HoliMaths X (Preview)
As both an adult and a parent, I recognize how important a solid education is in the grand scheme of things. Sure, I haven’t used the Quadratic Formula since High School, but I have had to use basic math on a regular basis…especially with some of the Euro-tabletop games I play. I’m also an accountant, so there’s that too. That’s why I enjoy playing educational games that test these skills, especially with those who still have their whole life ahead of them (like my kids). “HoliMaths X”, a 1-6 player game that’ll be launching on Kickstarter in September of 2016, is one such item that focuses heavily on multiplication. Before we begin, I’d like to thank Matt Roman from HoliPlay Games for sending me a prototype for preview purposes. It’s important to stress that prototypes are not reflective of the final product, making everything you read about here (including the rules) subject to change.
One of the things that impressed me right away about “HoliMaths X” was that there wasn’t just one way to play…rather, the game comes with ten different ways to play. My prototype copy was in Spanish, though the ten English PDF files I received averaged between two and four pages each. Each one also had a convenient YouTube video walkthrough link that helped me visualize what each game was all about. The prototype itself came with 72 Problem Cards, 72 Solution Cards, 6 Problem Wild Cards, 6 Solution Wild Cards, 3 Help Cards that contain all of the multiplication tables, 1 Grid Help Card, 1 Scoring Card, 1 Magic Solution Bag, and 1 Community Card.
My previews normally consist of me detailing the rules of the game I’m covering, though in this case, I’ll opt to give you a brief look at some of the ten variants in order to keep this article at a respectable length. As such, these overviews will not cover everything found in their respective rulebooks. However, I did link the first “Original” variant’s video at the end of this article so that you could follow/subscribe to the developer’s YouTube channel in order to see more information on each of the ten variants.

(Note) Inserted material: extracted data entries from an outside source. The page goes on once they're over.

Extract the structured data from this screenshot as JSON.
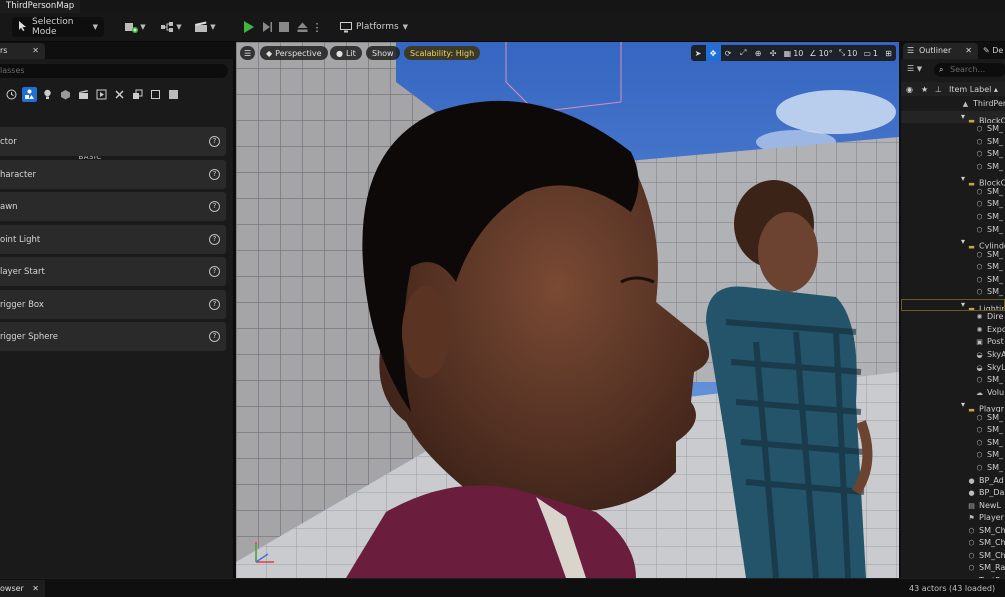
{
  "window": {
    "tab_title": "ThirdPersonMap"
  },
  "toolbar": {
    "mode_label": "Selection Mode",
    "platforms_label": "Platforms"
  },
  "left_panel": {
    "tab_label": "rs",
    "search_placeholder": "lasses",
    "section_label": "BASIC",
    "items": [
      {
        "label": "ctor"
      },
      {
        "label": "haracter"
      },
      {
        "label": "awn"
      },
      {
        "label": "oint Light"
      },
      {
        "label": "layer Start"
      },
      {
        "label": "rigger Box"
      },
      {
        "label": "rigger Sphere"
      }
    ]
  },
  "viewport": {
    "perspective_label": "Perspective",
    "lit_label": "Lit",
    "show_label": "Show",
    "scalability_label": "Scalability: High",
    "grid_snap_value": "10",
    "rotation_snap_value": "10°",
    "scale_snap_value": "10",
    "camera_speed_value": "1"
  },
  "outliner": {
    "tab_label": "Outliner",
    "second_tab_label": "De",
    "search_placeholder": "Search...",
    "column_header": "Item Label ▴",
    "rows": [
      {
        "label": "ThirdPer",
        "icon": "level-icon",
        "indent": 60
      },
      {
        "label": "BlockO",
        "icon": "folder-icon",
        "indent": 66
      },
      {
        "label": "SM_",
        "icon": "mesh-icon",
        "indent": 74
      },
      {
        "label": "SM_",
        "icon": "mesh-icon",
        "indent": 74
      },
      {
        "label": "SM_",
        "icon": "mesh-icon",
        "indent": 74
      },
      {
        "label": "SM_",
        "icon": "mesh-icon",
        "indent": 74
      },
      {
        "label": "BlockO",
        "icon": "folder-icon",
        "indent": 66
      },
      {
        "label": "SM_",
        "icon": "mesh-icon",
        "indent": 74
      },
      {
        "label": "SM_",
        "icon": "mesh-icon",
        "indent": 74
      },
      {
        "label": "SM_",
        "icon": "mesh-icon",
        "indent": 74
      },
      {
        "label": "SM_",
        "icon": "mesh-icon",
        "indent": 74
      },
      {
        "label": "Cylinde",
        "icon": "folder-icon",
        "indent": 66
      },
      {
        "label": "SM_",
        "icon": "mesh-icon",
        "indent": 74
      },
      {
        "label": "SM_",
        "icon": "mesh-icon",
        "indent": 74
      },
      {
        "label": "SM_",
        "icon": "mesh-icon",
        "indent": 74
      },
      {
        "label": "SM_",
        "icon": "mesh-icon",
        "indent": 74
      },
      {
        "label": "Lightin",
        "icon": "folder-icon",
        "indent": 66
      },
      {
        "label": "Dire",
        "icon": "light-icon",
        "indent": 74
      },
      {
        "label": "Expo",
        "icon": "light-icon",
        "indent": 74
      },
      {
        "label": "Post",
        "icon": "volume-icon",
        "indent": 74
      },
      {
        "label": "SkyA",
        "icon": "sky-icon",
        "indent": 74
      },
      {
        "label": "SkyL",
        "icon": "sky-icon",
        "indent": 74
      },
      {
        "label": "SM_",
        "icon": "mesh-icon",
        "indent": 74
      },
      {
        "label": "Volu",
        "icon": "cloud-icon",
        "indent": 74
      },
      {
        "label": "Playgr",
        "icon": "folder-icon",
        "indent": 66
      },
      {
        "label": "SM_",
        "icon": "mesh-icon",
        "indent": 74
      },
      {
        "label": "SM_",
        "icon": "mesh-icon",
        "indent": 74
      },
      {
        "label": "SM_",
        "icon": "mesh-icon",
        "indent": 74
      },
      {
        "label": "SM_",
        "icon": "mesh-icon",
        "indent": 74
      },
      {
        "label": "SM_",
        "icon": "mesh-icon",
        "indent": 74
      },
      {
        "label": "BP_Ad",
        "icon": "blueprint-icon",
        "indent": 66
      },
      {
        "label": "BP_Da",
        "icon": "blueprint-icon",
        "indent": 66
      },
      {
        "label": "NewL",
        "icon": "actor-icon",
        "indent": 66
      },
      {
        "label": "Player",
        "icon": "player-start-icon",
        "indent": 66
      },
      {
        "label": "SM_Ch",
        "icon": "mesh-icon",
        "indent": 66
      },
      {
        "label": "SM_Ch",
        "icon": "mesh-icon",
        "indent": 66
      },
      {
        "label": "SM_Ch",
        "icon": "mesh-icon",
        "indent": 66
      },
      {
        "label": "SM_Ra",
        "icon": "mesh-icon",
        "indent": 66
      },
      {
        "label": "TextRe",
        "icon": "text-render-icon",
        "indent": 66
      }
    ]
  },
  "bottom": {
    "tab_label": "owser",
    "status": "43 actors (43 loaded)"
  },
  "colors": {
    "accent_blue": "#1f6fd6",
    "folder_gold": "#c9a146",
    "scalability_yellow": "#f2d35a",
    "play_green": "#3fb63f"
  }
}
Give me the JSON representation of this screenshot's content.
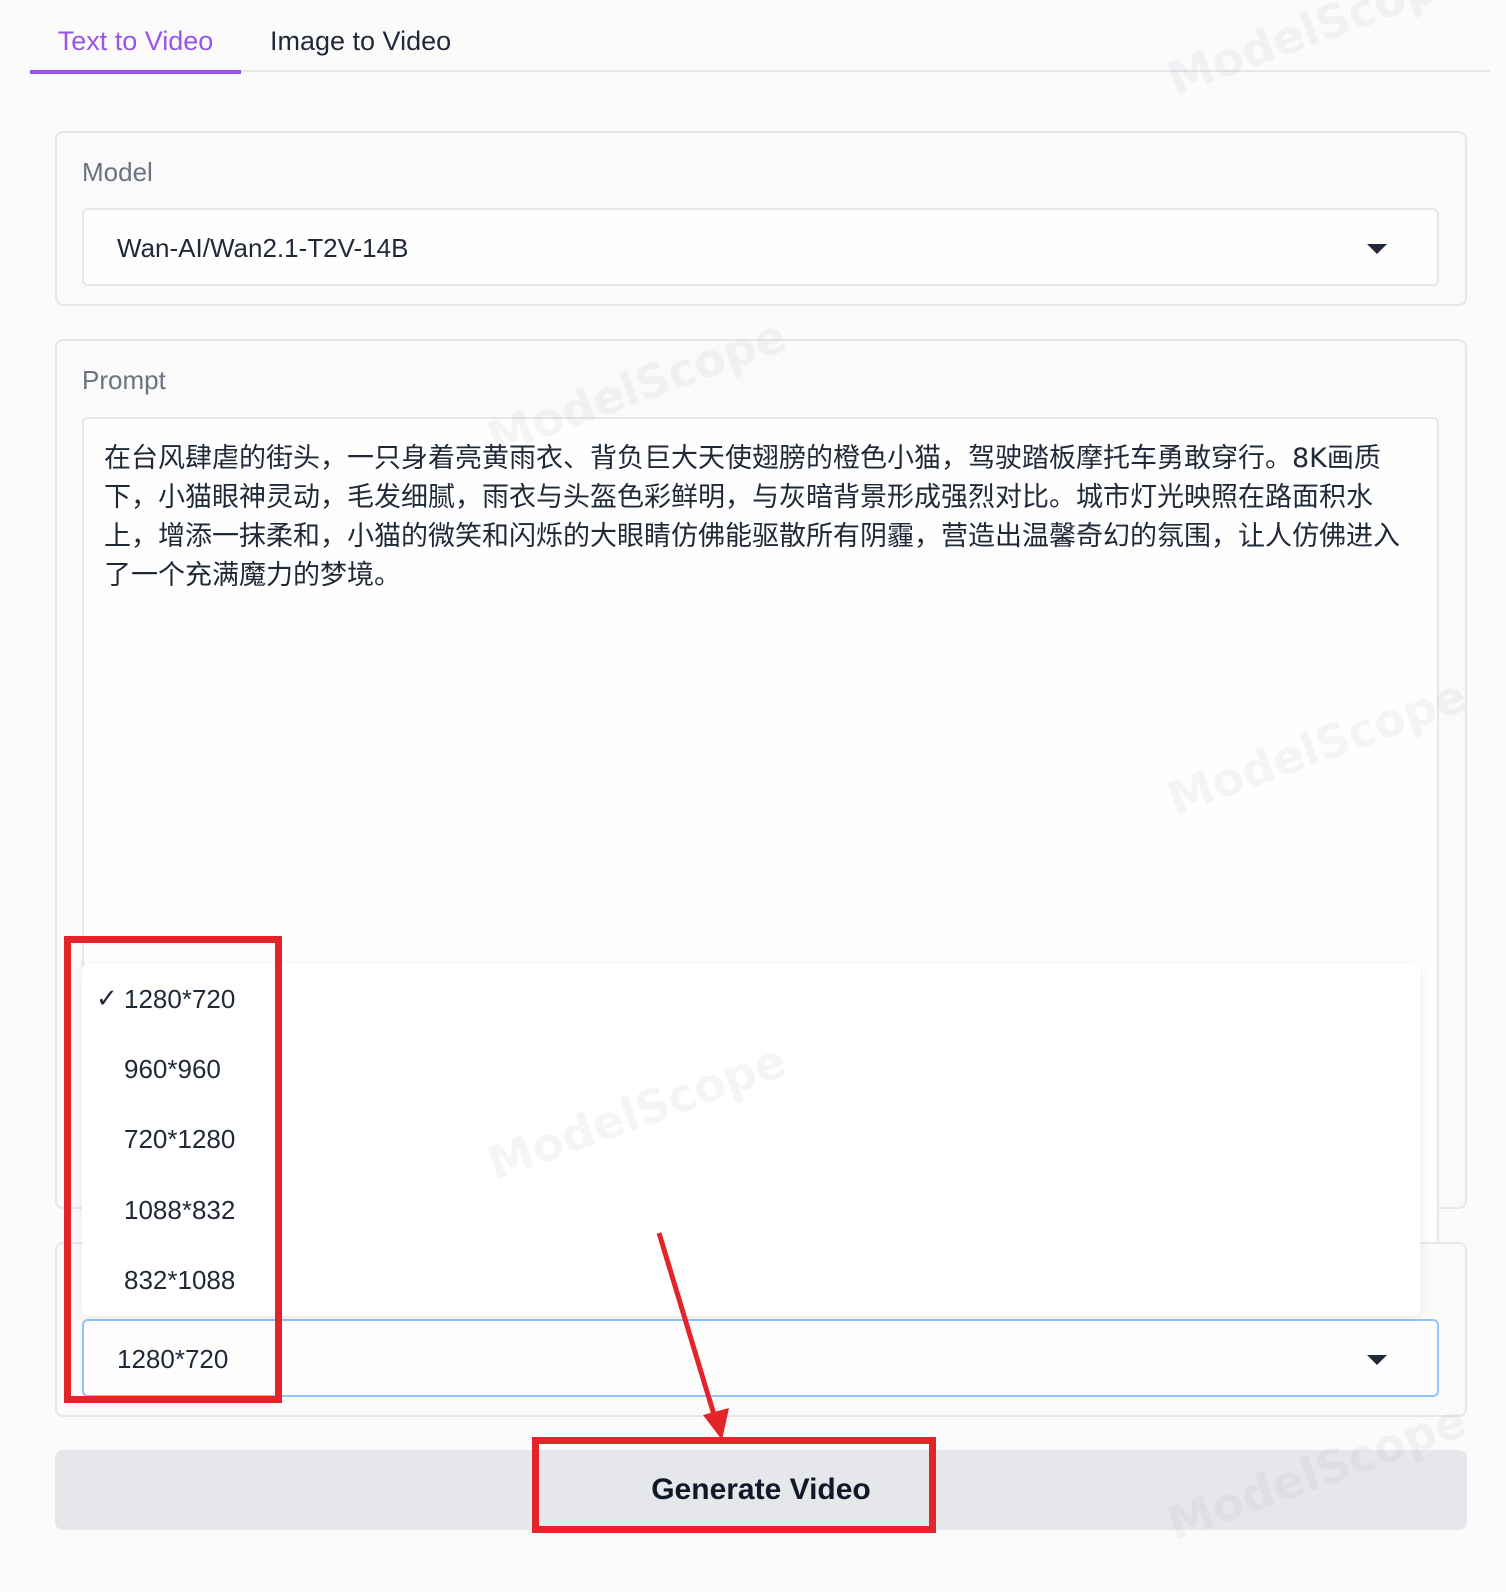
{
  "tabs": [
    {
      "label": "Text to Video",
      "active": true
    },
    {
      "label": "Image to Video",
      "active": false
    }
  ],
  "model": {
    "label": "Model",
    "value": "Wan-AI/Wan2.1-T2V-14B"
  },
  "prompt": {
    "label": "Prompt",
    "value": "在台风肆虐的街头，一只身着亮黄雨衣、背负巨大天使翅膀的橙色小猫，驾驶踏板摩托车勇敢穿行。8K画质下，小猫眼神灵动，毛发细腻，雨衣与头盔色彩鲜明，与灰暗背景形成强烈对比。城市灯光映照在路面积水上，增添一抹柔和，小猫的微笑和闪烁的大眼睛仿佛能驱散所有阴霾，营造出温馨奇幻的氛围，让人仿佛进入了一个充满魔力的梦境。"
  },
  "resolution": {
    "value": "1280*720",
    "options": [
      {
        "label": "1280*720",
        "selected": true
      },
      {
        "label": "960*960",
        "selected": false
      },
      {
        "label": "720*1280",
        "selected": false
      },
      {
        "label": "1088*832",
        "selected": false
      },
      {
        "label": "832*1088",
        "selected": false
      }
    ],
    "check_mark": "✓"
  },
  "generate_button": {
    "label": "Generate Video"
  },
  "watermark": "ModelScope",
  "colors": {
    "accent": "#9b55e6",
    "annotation": "#e3242b",
    "focus_border": "#93c5fd",
    "button_bg": "#e5e7eb"
  }
}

Original – As the name implies, this is the main version of the game. Players draw a hand of six problem and six solution cards after shuffling each separately. On a player’s turn, they’ll draw a problem card and a solution card, then attempt to make matches with the cards they have in their hand by playing them onto the table. Most cards have a symbol on them that will determine the card’s score value at the end of the game. The game plays very similarly to Rummy in the sense that you can use cards already played by your opponents to make matches. You can also replace existing wild cards (so as long as the formula works) to up your score. The first player to get rid of all of their cards with no unsolved problems in front of them ends the game and gets 100 bonus points. Players use the scoring card to determine the value of their played cards and subtracting points as necessary due to penalties and the like.
Stairs – Players use the problem cards only and each player receives six at the beginning of the game. Essentially, players will be laying down cards onto an imaginary grid adjacent to cards already in play. One card is drawn from the deck face-up onto the grid to start things off. A 2X5 card, for example, could be played next to a 2X6 card. The game ends when a player runs out of cards and scores are tallied via the scoring card / symbols.
Expert – This variant is similar to the Stairs variant, but is only played with the solution cards. This forces players to take things a step further and figure out the problem before laying down the card in the grid. If an 18 is showing, for example, then the card would be on the imaginary 2X9 spot of the grid. If you had a 16 in your hand, you could play it onto the imaginary 2X8 spot adjacent to it on the left (rows start with 2X1, then 2X2, and so on). Scoring works the same way as in the aforementioned Stairs variant.
Focus – This variant is a bit like “Concentration”, which is a memory game. A set of problem cards and solution cards are laid out in separate sides of the table. On a player’s turn, they’ll flip one of each to see if the problem matches the solution. If it does, they collect the cards and continue to play. An incorrect pairing ends a player’s turn. When all cards have been collected, whoever has the most points via the scoring symbols wins.
Fast – This variant plays like “War” in the sense that both players receive a deck of problem cards and draw one at the same time. The first player to say the solution who also has the highest score between the two cards collects all of the cards in play. When a player runs out of cards from their deck, the game is over and the winner is determined by points via the scoring symbols.
Keep in mind that the above lists only five out of the ten ways to play and not all of the rules were outlined. Hopefully though, it’ll give you a small taste as to what you’re in for should you decide to support the game. There’s even a Solitaire version that anyone can make use of to flex their brain, which is a plus for kids who find flash cards boring.
“HoliMaths X” is good, clean, educational fun. It’s perfect for use both at home and in the classroom. The ten different ways to play will ensure that your experience is new and fresh each and every time. This is one educational game that should be in every parent / teacher’s arsenal.